Pour uriner au décollage ou à l’atterrissage tel un homme, il existe le pisse-debout. Cet entonnoir ergonomique en silicone réutilisable se place entre les jambes et permet d’uriner debout. Il suffit ensuite de le rincer et de le placer dans une petite pochette dans ses affaires. Plus besoin de se prendre la tête pour trouver un endroit à l’abri des regards pour s’accroupir.

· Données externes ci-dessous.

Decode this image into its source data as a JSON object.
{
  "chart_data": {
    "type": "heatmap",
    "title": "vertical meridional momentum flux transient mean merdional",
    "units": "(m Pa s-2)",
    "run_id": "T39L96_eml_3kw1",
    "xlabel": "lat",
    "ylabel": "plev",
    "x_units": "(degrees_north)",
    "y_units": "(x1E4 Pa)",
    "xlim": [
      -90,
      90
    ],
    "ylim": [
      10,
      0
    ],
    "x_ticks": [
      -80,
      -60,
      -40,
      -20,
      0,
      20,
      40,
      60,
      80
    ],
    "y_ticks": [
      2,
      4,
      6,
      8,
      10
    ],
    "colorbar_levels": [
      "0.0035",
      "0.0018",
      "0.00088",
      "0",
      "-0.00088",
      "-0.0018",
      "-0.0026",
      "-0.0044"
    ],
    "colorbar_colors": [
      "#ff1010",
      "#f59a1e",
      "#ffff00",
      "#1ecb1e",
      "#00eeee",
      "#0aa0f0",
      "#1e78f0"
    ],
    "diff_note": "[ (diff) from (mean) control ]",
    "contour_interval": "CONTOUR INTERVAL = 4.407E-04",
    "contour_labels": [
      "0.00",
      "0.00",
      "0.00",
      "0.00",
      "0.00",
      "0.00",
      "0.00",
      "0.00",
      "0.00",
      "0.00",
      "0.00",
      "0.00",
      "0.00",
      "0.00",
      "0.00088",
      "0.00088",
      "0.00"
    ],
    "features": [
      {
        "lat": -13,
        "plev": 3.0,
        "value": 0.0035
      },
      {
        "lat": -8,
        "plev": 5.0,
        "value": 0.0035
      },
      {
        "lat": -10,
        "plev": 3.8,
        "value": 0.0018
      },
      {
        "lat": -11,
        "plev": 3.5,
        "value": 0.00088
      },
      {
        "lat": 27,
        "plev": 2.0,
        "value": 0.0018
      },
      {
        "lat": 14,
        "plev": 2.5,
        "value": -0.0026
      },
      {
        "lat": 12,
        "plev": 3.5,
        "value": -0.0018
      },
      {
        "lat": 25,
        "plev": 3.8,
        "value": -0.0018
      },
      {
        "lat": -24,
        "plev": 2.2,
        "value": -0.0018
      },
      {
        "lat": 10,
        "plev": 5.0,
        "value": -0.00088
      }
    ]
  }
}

Une amie m’a appris une dernière technique imparable que j’utilise désormais très régulièrement, notamment pour mettre et enlever mon dispositif au décollage et à l’atterrissage. Elle permet également d’uriner loin des regards. Il suffit d’étaler sa voile en grand (une demi-aile suffit), de s’installer dessous, accroupi, et de bien vérifier que vous êtes totalement couverte. Là, il fait parfois un peu chaud, mais vous pouvez vous changer, enfiler votre couche, coller votre She-P… et ressortir de votre cabane comme si de rien n’était.
Pour uriner, même principe : vous faites votre affaire, vous vous rhabillez et, en vous relevant, vous prenez toute la voilure dans vos bras pour éviter qu’elle ne traîne dans votre flaque et vous la déplacez de quelques mètres.
Par respect pour les autres parapentistes, ne faites pas ça sur les zones de préparation ou de pliage.